As CompositePro states one battery system (not connected to charging system voltage) will not significantly change the chemical state of charge BUT, below is the issue..

quote from Alber and same statement made in C & D Technologies and other battery manufacturer white papers..

Note: quote 1 from Alber : The cell’s electrical makeup also includes a huge capacitor, which is shown in the simplified electrical model in Figure 2. The typical value of the capacitor is 1.5 farads per 100 ampere-hour of cell capacity.

quote 2 from C & D Technololgies "Capacitor value is substantial 1.3 to 1.7 Farad per 100 ampere hours of battery rating"

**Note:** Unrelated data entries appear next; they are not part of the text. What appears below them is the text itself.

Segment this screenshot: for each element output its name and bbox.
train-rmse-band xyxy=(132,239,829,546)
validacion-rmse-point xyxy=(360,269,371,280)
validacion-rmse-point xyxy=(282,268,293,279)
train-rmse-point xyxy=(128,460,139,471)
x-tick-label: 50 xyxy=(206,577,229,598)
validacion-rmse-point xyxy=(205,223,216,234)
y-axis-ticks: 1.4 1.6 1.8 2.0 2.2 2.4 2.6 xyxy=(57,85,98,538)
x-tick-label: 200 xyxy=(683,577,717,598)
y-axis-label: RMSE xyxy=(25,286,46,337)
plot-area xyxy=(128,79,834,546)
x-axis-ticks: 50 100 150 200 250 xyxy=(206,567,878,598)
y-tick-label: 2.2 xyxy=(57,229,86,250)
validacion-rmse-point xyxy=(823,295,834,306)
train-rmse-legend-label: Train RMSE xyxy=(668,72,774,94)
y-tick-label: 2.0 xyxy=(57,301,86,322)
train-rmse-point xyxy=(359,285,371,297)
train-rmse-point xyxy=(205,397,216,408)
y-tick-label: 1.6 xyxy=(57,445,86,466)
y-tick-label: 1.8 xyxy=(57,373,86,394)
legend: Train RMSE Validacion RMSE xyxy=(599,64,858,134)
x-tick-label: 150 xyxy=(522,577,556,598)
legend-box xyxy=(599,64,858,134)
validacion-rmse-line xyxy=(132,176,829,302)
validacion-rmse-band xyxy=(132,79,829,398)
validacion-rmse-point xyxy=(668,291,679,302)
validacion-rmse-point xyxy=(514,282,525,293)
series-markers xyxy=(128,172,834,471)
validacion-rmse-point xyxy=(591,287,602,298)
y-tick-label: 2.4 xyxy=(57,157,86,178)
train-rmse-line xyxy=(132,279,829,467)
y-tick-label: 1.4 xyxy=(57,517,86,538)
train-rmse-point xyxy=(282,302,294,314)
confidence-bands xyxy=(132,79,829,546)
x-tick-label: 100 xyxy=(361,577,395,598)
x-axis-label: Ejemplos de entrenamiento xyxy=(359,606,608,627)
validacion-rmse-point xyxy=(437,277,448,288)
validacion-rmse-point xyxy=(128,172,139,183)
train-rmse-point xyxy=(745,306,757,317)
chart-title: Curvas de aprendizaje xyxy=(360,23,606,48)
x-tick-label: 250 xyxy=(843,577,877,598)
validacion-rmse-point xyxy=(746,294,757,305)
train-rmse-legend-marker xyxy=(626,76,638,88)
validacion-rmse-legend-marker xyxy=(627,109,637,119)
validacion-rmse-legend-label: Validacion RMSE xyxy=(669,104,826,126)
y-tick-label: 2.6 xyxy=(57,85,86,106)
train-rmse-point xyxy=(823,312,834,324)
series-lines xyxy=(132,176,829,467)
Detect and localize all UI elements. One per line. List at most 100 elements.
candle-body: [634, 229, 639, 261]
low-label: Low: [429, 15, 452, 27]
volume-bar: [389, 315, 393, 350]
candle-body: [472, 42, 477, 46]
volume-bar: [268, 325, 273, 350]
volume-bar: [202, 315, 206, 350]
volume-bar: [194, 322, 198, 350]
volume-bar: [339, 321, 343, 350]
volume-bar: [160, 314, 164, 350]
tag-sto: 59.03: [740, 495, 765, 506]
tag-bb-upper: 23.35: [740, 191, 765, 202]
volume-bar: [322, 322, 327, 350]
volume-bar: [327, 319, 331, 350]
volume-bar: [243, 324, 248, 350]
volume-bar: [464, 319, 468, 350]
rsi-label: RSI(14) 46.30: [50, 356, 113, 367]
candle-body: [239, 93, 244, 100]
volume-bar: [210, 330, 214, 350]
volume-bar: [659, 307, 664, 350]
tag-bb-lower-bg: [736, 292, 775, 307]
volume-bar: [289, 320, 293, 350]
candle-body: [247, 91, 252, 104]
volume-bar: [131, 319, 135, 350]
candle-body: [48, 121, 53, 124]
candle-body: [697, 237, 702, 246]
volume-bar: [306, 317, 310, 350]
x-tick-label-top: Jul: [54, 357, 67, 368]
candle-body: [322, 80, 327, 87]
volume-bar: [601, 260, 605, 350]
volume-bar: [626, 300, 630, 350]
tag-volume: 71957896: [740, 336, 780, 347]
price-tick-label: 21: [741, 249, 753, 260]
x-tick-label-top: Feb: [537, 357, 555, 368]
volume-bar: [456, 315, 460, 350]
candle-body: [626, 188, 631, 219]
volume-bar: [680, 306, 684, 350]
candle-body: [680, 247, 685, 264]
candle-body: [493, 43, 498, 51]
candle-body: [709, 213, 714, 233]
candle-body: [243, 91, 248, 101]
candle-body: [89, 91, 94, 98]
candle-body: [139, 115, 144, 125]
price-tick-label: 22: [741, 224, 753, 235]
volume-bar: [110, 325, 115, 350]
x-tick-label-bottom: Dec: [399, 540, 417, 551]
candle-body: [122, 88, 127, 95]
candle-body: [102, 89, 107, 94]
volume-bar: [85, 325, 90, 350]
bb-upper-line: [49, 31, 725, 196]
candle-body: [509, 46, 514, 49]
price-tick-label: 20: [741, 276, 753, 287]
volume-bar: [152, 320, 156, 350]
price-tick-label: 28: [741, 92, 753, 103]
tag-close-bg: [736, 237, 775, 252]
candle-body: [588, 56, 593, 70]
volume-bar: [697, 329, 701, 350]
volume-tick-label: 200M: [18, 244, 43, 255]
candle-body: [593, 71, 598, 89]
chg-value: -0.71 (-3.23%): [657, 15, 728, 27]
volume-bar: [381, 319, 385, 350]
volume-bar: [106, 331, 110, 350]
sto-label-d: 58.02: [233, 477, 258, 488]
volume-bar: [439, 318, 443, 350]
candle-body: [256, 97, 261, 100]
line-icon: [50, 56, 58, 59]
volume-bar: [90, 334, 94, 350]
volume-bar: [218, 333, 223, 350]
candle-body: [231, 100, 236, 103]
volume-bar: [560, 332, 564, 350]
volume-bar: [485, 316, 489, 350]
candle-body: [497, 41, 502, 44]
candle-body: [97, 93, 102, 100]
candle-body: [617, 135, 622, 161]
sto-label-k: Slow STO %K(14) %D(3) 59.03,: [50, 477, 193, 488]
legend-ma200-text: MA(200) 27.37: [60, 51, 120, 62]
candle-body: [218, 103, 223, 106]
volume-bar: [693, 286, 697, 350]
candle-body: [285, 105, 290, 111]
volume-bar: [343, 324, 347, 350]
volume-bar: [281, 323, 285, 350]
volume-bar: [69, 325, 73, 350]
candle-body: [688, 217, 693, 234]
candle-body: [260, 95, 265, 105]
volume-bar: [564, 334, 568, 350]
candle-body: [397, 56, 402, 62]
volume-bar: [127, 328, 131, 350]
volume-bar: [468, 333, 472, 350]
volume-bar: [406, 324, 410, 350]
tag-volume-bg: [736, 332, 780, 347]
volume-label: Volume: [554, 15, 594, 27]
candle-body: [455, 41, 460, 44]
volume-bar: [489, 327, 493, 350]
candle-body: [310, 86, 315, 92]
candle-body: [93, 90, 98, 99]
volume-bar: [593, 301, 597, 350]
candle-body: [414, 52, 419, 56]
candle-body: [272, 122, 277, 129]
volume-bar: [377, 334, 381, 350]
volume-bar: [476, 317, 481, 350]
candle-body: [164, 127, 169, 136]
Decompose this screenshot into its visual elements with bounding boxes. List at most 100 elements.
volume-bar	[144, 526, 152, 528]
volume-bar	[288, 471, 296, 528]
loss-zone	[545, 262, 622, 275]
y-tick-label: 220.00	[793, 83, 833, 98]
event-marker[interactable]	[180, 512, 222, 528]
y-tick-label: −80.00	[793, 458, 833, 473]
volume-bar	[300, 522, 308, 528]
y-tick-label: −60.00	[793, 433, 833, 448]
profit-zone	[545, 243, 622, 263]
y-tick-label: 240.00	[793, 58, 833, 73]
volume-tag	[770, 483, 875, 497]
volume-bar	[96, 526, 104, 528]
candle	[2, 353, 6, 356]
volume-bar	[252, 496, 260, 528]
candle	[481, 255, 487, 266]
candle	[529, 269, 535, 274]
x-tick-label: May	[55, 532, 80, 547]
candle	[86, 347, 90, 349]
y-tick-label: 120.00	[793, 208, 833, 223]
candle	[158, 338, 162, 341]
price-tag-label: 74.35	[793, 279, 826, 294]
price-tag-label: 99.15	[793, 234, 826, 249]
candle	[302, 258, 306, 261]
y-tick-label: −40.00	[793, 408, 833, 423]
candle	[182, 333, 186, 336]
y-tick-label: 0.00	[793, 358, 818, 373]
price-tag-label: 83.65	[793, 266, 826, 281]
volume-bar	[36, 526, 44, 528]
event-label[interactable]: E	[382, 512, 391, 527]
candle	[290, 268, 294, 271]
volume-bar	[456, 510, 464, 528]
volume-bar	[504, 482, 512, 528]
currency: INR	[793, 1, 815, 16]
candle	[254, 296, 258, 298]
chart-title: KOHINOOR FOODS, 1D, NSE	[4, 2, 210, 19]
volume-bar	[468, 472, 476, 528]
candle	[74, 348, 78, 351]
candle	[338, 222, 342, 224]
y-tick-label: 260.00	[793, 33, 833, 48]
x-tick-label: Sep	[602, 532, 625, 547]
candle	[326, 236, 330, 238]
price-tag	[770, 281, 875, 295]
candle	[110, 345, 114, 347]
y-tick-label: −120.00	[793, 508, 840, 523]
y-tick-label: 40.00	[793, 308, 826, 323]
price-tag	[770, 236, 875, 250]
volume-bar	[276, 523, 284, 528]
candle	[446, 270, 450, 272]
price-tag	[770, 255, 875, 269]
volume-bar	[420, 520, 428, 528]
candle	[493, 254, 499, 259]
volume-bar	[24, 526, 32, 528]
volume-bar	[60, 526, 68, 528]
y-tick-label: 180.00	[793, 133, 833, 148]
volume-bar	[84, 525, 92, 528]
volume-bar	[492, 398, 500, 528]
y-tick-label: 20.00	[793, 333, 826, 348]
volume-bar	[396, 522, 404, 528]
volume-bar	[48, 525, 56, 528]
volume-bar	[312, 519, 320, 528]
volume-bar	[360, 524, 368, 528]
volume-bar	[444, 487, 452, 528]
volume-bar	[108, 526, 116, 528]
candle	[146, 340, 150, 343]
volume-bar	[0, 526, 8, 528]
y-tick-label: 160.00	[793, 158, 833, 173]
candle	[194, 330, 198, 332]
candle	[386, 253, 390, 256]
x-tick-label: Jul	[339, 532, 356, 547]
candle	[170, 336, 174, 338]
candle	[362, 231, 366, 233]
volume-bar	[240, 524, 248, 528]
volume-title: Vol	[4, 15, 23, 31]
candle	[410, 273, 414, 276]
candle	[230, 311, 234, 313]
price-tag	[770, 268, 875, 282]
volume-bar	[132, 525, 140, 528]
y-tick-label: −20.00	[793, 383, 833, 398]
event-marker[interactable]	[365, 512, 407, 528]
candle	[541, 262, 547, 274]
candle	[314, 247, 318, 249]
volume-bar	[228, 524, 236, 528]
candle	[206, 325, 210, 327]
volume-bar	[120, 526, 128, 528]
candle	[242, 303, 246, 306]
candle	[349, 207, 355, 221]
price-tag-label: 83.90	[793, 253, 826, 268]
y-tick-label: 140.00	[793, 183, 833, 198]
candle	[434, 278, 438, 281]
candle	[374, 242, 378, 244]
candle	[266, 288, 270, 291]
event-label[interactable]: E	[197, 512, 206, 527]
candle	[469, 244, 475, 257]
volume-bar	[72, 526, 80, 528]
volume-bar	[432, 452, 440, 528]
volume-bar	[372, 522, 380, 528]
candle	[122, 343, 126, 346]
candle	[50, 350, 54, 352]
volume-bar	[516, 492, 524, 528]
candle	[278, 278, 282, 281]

The stored equivalent capacitor energy in a good battery system can be enormous and when connecting two battery systems is best for those two systems to be floating at the same voltage.

 

[marks1080]

DanEE: Great info. Very relevant to my situation. Thanks so much!

 

[Compositepro]

In my experience with lead acid batteries there has never been any concern in paralleling two bateries regardless of state of charge. Dead batteries have high resistance and as they charge their voltage rises rapidly, so the voltage difference with another battery becomes small. Paralleling batteries is commonly done without incident.

 

[itsmoked]

Right up until one cell of one battery shorts..

Keith Cress
kcress -

http://www.flaminsystems.com

 

[davidbeach]

My experience with Flooded Lead-Acid batteries is that an open cell is far more likely than a shorted cell. Other types may have other predominate failure modes but no other type is appropriate for the application.

 

[ScottyUK]

Flooded NiCad is technically fine for the application, but economics weighs in favour of flooded lead-acid at least in terms of initial cost.

 

[itsmoked]

Interesting david. My experience is the exact opposite. I've never seen a open failure only shorts.

Keith Cress
kcress -

http://www.flaminsystems.com

 

[davidbeach]

Are you saying that flooded NiCads don't have the memory problem that sealed NiCads do?

 

[DanEE]

Personally, I can't see any reason why I wouldn't be able to do this, but when I talk about it, it makes some of the 'higher-ups' nervous. The specific benefit for my job would be drastically reduced outages at this station, which is quite large and feeds the better part of a large city.

One last comment I wanted to make regarding the above ... On a job of this magnitude, the words we used to management was always "you need to prepare on the presumption the system will go down" as there is always the possibility of the unforeseen problem. Most importantly, it gives them the opportunity to put in place any necessary contingency plans, chose least disruptive time frame to do the work, and most importantly makes them inescapably responsible for the decision to proceed on the plan, given any potential risks. That includes making sure they know this is a job that should be done by experienced DC plant people who have done this type of hot work before and not by someone neither trained or with experience in this type of work, trying to save a few dollars.